Bis jetzt sind 44.000 Euro an Spenden zusammengekommen, nach der Verdopplung mit BMBF-Geldern stehen fürs Wintersemester Stipendien im Umfang von 88.000 Euro zur Verfügung.
Viele Studierende sind schlecht ausgestattet fürs Online-Semester
Beim Freundeskreis der Universität der Künste, der Karl Hofer Gesellschaft, sind bis jetzt 36 .500 Euro an Spenden eingegangen. „Neben den klassischen Studierendenjobs sind gerade auch die fachnahen Verdienstmöglichkeiten im kulturellen Bereich weggefallen“, sagt Claudia Assmann, Pressesprecherin der UdK.
Unterstützer können bei der Überweisung als Verwendungszweck eine der sieben Fakultäten angeben - und damit festlegen, ob die Spende eher Studierenden der Musik, der Bildenden Kunst oder einer der anderen kreativen Disziplinen zugute kommen soll.

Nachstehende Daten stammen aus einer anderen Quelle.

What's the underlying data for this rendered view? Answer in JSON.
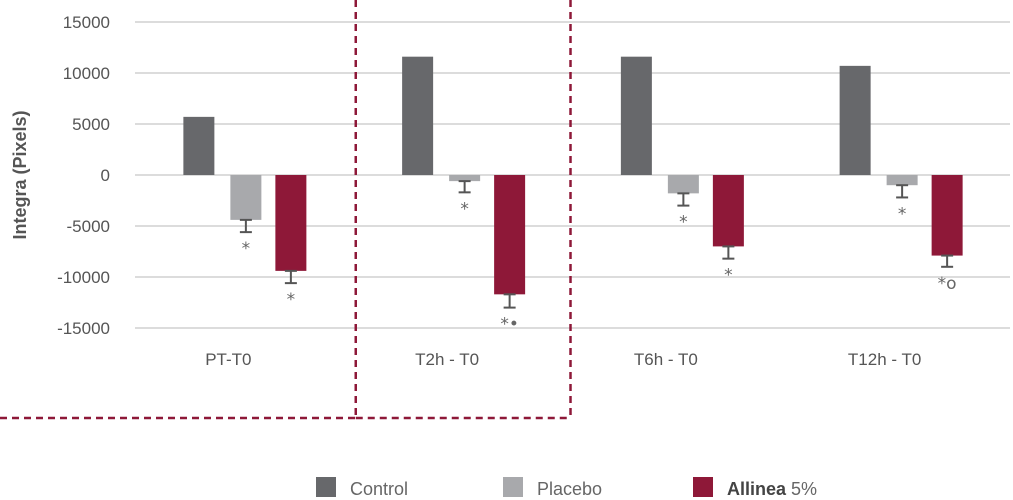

Innerhalb der Fakultäten entscheidet ein Gremium über die Verteilung der Gelder an Studierende, die gegenüber diesem glaubhaft machen müssen, dass sie sich in einer finanziellen Notlage befinden.
Wichtig im Zusammenhang mit der digitalen Lehre ist vor allem der „Fonds Teilhabe am Online-Campus“, kurz Technikfonds, der beim Studierendenwerk Berlin angesiedelt ist. Viele Studierende seien nicht für die digitale Lehre ausgestattet, ihnen fehlten ein Endgerät mit Kamera oder Mikrofon für die Teilnahme an Videokonferenzen, sagt Jana Judisch, Sprecherin des Studierendenwerks.
„Wir haben zusammen mit dem Studierendenwerk diesen bundesweit einzigartigen Technikfonds eingerichtet, weil nicht alle Studierenden über eine ausreichende technische Ausrüstung für das digitale Semester verfügen.
Das Land hat insgesamt 100.000 Euro beigesteuert, auch die Berliner Sparkasse war sofort mit einer Spende von 25.000 Euro dabei“, so Steffen Krach, Staatssekretär für Wissenschaft und Forschung. Darüber hinaus haben weitere Unternehmen und Personen Spenden im Umfang von 26.000 Euro zugesagt oder bereits beigesteuert.
Allerdings gilt auch für den Fonds inzwischen ein Antragsstopp, weil absehbar ist, dass das vorhandene Geld nicht einmal für die bereits gestellten Anträge der Studierenden dieser Stadt reicht.
Jana Judisch hofft auf weitere Spenden von Engagierten, damit sich möglichst viele Studierende Zubehör für die erfolgreiche Teilnahme am digitalen Semester anschaffen können.